Reparem o que vem acontecendo nessa crise pandêmica. Toda sorte de informações, soluções, repercussões e consequências são disseminadas pela “mesa de bar”.
Quando os boatos prevalecem e as decisões estratégicas são tomadas pelo calor das conversas dessa “mesa de bar”, tem-se certeza da incapacidade dos governos, em todas as suas esferas, de todas as bandeiras, de se comunicar e coordenar ações. Falta-lhes autoridade para conduzir processos e procedimentos junto à população.
Ninguém refuta que a situação sanitária é preocupante, mas não é diferente de outros surtos que já tivemos anteriormente, onde não existia a “mesa bar” espalhando versões sobre a “cor da cobra”. Não se está propondo acabar com os aplicativos. Mas sim que se reflita sobre o seu uso. Sobre como a informação de interesse coletivo, disseminada sem critério, sem precisão e sem responsabilidade, é um grave problema social (e até econômico) dada a ausência de capacidade comunicacional e autoridade dos governos.
Será que o shut down que demos na atividade econômica vai evitar mortes? Ou as pessoas morrerão de outras coisas, como a fome advinda do desemprego? Se devemos lavar as mãos freneticamente e desinfeta-las com álcool gel, cabe a pergunta: nas favelas, sem saneamento há tempos em razão da inércia estatal, haverá água para lavar as mãos? Estas pessoas comprarão álcool gel a R$ 20,00 o frasco?
Parece que a pandemia só afetará uma camada da população…e essa camada da população, no desespero, estoca papel higiênico. Não dá pra entender.
Como ficarão os sem-teto, os miseráveis, os desempregados? E os abrigos e orfanatos, mantidos por doações, que têm que alimentar as pessoas sob seus cuidados? E agora, que a economia parou e as doações minguaram, o que farão? O que faremos?
Não se está, repita-se, refutando a gravidade de nada. Entretanto, devemos colocar em xeque a direção tomada pelas autoridades (sem autoridade…) e a qualidade de suas decisões, balizadas pela conversa da “mesa de bar”. Será que mensuraram as consequências? Ou agiram para fazer frente à gigantesca pressão que a conversa na “mesa de bar” gerou?
Razoável crer que faltou calma, reflexão e coordenação. Faltou liderança.
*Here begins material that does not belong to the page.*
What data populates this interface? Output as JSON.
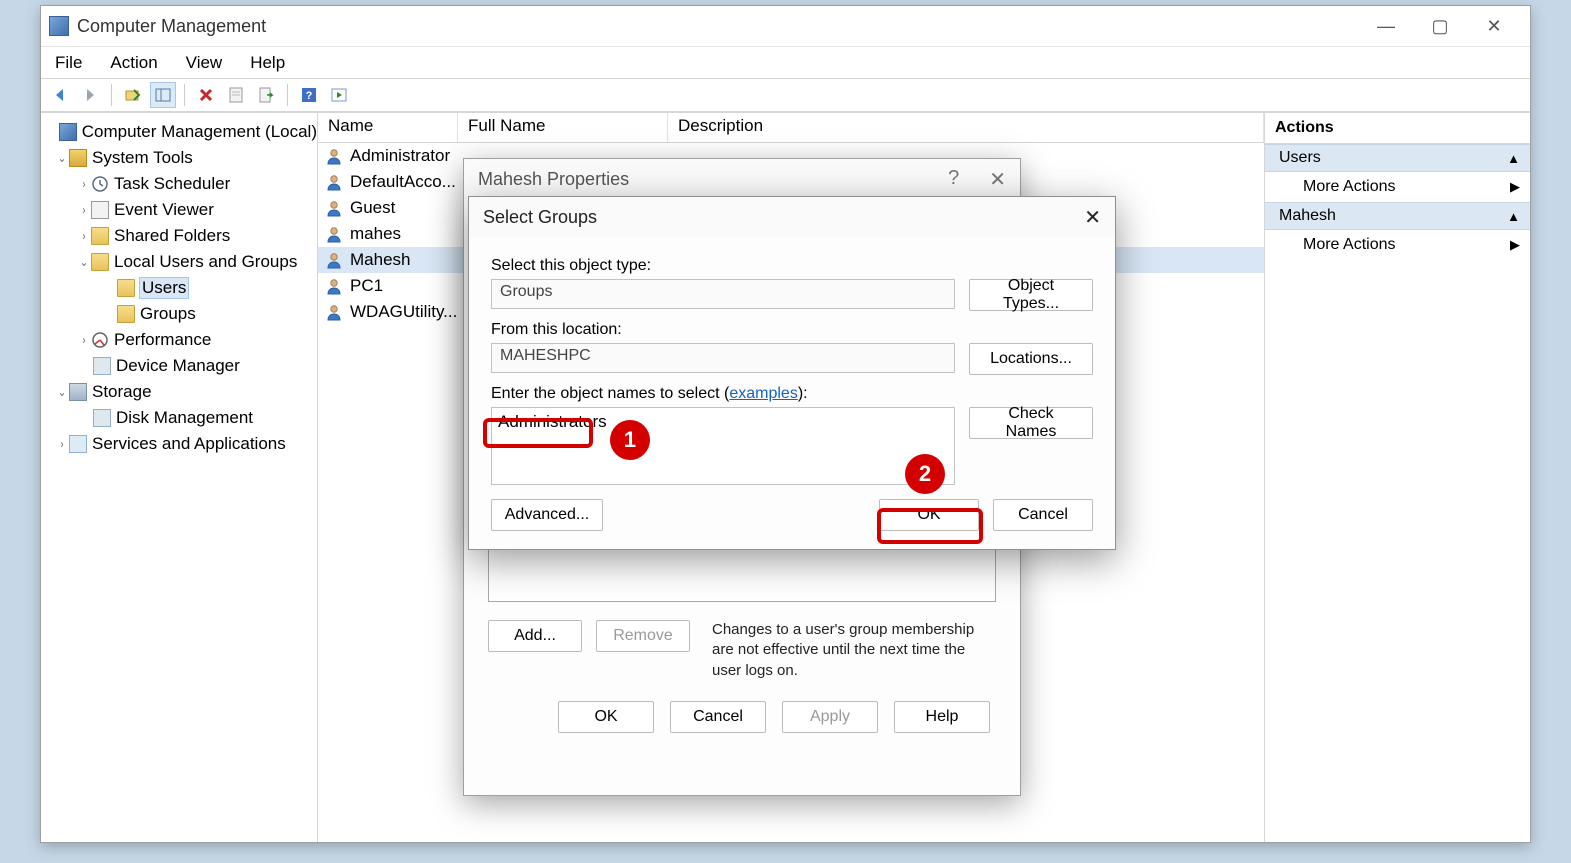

Diante de uma crise global, não vimos as ações conjuntas, apenas um medo enfurecido, propalado pela conversa na “mesa de bar”. Países se fecham em suas fronteiras como se o vírus as conhecesse. Cada um faz uma coisa, sem saber se faz a coisa certa (e se acerta).
Não é o corona que parou o mundo: foi a desinformação da “mesa de bar” e a incapacidade dos governos em lidar com ela.
Marcus Vinicius Ramos Gonçalves
Sócio da Bertolucci e Ramos Gonçalves Advogados. Prof. Convidado da Pós-Graduação da FGV-RJ. Ex-Presidente da Comissão de Estudos em Comunicação da OAB/SP. Presidente do ILADEM (Inst. Latino-Americano de Defesa e Desenvolvimento Empresarial).